L’enseignement de l’Eglise affirme qu’une interprétation correcte et une sauvegarde efficace des droits dépendent d’une anthropologie qui recouvre la totalité des dimensions constitutives de la personne humaine. L’ensemble des droits de l’homme doit, en effet, correspondre à ce qui touche à l’essence de la dignité de la personne. Ils doivent se rapporter à la satisfaction de ses besoins essentiels, à l’exercice de ses libertés, à ses relations avec les autres personnes et avec Dieu. Ils sont universels, présents dans tous les êtres humains, sans aucune exception de temps et de lieu. Les droits fondamentaux appartiennent, en effet, à l’être humain en tant que personne, à chaque personne et à toutes les personnes, hommes et femmes, depuis le bas âge jusqu’au grand âge, riches ou pauvres, en bonne santé ou malades.
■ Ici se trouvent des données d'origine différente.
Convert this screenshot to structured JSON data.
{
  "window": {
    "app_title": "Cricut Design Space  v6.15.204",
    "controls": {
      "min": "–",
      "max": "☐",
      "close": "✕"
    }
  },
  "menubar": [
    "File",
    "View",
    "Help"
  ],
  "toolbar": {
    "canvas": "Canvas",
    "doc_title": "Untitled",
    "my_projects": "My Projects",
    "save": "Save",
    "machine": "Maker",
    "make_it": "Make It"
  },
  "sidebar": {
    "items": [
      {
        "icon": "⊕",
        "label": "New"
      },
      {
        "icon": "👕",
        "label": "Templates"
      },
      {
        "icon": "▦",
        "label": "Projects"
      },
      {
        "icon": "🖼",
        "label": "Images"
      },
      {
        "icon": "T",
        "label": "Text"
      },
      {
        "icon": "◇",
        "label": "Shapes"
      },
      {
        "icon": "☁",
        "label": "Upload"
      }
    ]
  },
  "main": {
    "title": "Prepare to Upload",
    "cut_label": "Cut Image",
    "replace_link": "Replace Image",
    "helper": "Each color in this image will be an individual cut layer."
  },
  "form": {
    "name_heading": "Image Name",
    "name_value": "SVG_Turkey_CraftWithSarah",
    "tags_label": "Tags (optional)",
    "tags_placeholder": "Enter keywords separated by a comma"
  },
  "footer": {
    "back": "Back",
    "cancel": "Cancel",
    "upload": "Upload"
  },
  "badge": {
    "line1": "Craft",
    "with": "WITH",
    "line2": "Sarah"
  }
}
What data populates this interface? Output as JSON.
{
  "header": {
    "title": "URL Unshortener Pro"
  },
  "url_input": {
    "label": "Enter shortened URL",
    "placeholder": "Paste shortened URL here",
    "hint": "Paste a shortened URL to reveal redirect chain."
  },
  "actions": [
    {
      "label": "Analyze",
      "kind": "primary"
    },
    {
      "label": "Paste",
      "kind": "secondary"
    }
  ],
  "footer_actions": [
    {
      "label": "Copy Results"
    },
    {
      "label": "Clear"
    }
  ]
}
3.2 Mission salésienne et droits des enfants


Le 27 novembre 2002, à Rome au Capitole, j’ai tenu un discours ayant pour thème “Avant qu’il ne soit trop tard, sauvons les jeunes, avenir du monde”. Dans ce discours, j’ai cherché à faire regarder le Système Préventif en tant qu’il vise à la promotion de chaque enfant, garçon ou fille, qui est à éduquer, à racheter dans la totalité de sa vie dans le sens de l’anthropologie chrétienne, mais avec une référence précise à la transformation de la société, afin qu’il n’y ait plus de marginaux. Surtout, j’ai présenté le Système Préventif en tant qu’il vise à ce que la personne qui est à éduquer assume consciemment des responsabilités : ainsi d’objet d’une protection, parce qu’elle a des besoins, cette personne se transforme en sujet responsable, parce qu’elle a des droits et reconnaît les droits des autres ; de la sorte ce Système prépare dans l’enfant d’aujourd’hui le citoyen de demain : honnête citoyen et bon chrétien.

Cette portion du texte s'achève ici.